Non, il ne voulait pas y repenser. Ces quelques souvenirs qu'il avait enfouis profondément dans son âme et qu'il chérissait plus que quoi que ce soit d'autre, son trésor le plus précieux...et le plus dangereux. Il ne pouvait pas se permettre cette distraction.
Par contre, lorsqu'il avait été en mission, les personnages qu'il avait incarnés avaient bien des fois suscité la pitié. Regardez ce pauvre enfant, nous n'allons pas le laisser à geler dehors ? Elle aurait dû. Qui est-ce qui t'a mis dans un état pareil, bonhomme ? Allez, viens, je vais t'emmener chez le dispensaire. Intention louable, mais surtout très utile. Tiens petit, je sais que tu as besoin de travail, et moi j'ai besoin d'un guide. Emmène-moi au port, si possible en évitant la garde...
Il bannit ce souvenir-là avec hargne. C'était fini, tout ça. Ce qui importait, c'était de rattraper cette caravane, là-bas, à laquelle il avait dans son étourdissement laissé gagner de l'avance.

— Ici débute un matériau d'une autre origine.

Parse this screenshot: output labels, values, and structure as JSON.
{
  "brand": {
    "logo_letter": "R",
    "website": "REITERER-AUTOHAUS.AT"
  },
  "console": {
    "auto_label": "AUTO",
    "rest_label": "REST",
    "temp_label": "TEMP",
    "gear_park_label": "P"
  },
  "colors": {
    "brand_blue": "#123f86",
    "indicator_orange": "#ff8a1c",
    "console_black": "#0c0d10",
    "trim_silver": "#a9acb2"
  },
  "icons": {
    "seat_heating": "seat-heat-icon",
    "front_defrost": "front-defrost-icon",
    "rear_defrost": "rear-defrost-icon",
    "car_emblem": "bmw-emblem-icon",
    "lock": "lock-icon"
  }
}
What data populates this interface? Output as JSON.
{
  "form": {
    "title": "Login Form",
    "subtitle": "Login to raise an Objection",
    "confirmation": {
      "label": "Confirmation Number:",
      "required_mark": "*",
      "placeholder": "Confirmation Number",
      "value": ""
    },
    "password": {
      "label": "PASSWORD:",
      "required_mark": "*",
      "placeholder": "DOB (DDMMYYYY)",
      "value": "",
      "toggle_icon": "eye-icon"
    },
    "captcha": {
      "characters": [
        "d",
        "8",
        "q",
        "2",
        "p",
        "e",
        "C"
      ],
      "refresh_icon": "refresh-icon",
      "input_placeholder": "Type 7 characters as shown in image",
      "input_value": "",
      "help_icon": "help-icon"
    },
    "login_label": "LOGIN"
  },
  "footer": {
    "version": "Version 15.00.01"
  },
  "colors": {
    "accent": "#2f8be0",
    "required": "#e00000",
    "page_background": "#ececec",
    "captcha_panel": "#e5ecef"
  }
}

Il tapota l'encolure de son cheval d'un manière particulière à laquelle l'animal avait été habitué à répondre en accélérant la cadence. Dressage particulier de l'Académie, qui rendait plus ardu le vol des montures en mission. Il eut une pensée fugitive pour feu son poursuivant. Il lui avait quand même fourni un moyen de transport plus rapide. En échange, il avait eu droit à une mort propre. Ce qui dans leur profession était presque un sort enviable. Presque, songea-t-il avec un ricanement.
Cependant, ces réflexions se dissipèrent immédiatement, lorsque le poison qui rageait dans ses veines se manifesta à nouveau. Etrangement, il était plus difficile à contrer que celui d'Andarielle ou de Bone Ash. Il fallait dire qu'il avait sans doute été conçu sur-mesure. L'ironie de la situation ne lui échappait pas. Le coin de ses lèvres esquissa une grimace appropriée.
En tous cas, il ne facilitait pas la concentration.
Ses pensées se tournèrent vers des considérations plus pragmatiques. Il était manifeste que le groupe de Siliane traquait Diablo lui aussi. Faire équipe avec eux accélérerait grandement sa propre chasse, et diminuerait le risque qu'il se fasse tuer, par les démons en tous cas. Par conséquent, il fallait qu'il les persuade de le laisser se joindre à eux. Il ne savait pas vraiment comment procéder. Mais il se dit que, à en juger par la réaction de Natalya quand il lui avait fait comprendre ses actions, il pourrait sans doute tenter une approche similaire avec les autres. Et si la rogue lui avait «pardonné» comme elle disait, alors les autres devraient suivre plus facilement. Derek serait probablement le plus difficile à convaincre, exceptée l'Amazone qui de toutes façons lui était hostile, mais qui fort heureusement n'avait pas beaucoup de poids dans les décisions du groupe.
Espérant ne pas se tromper du tout au tout, ignorant la douleur croissante que le venin causait dans ses entrailles, il lança son cheval au galop, avec l'intention de rattraper la caravane au plus vite.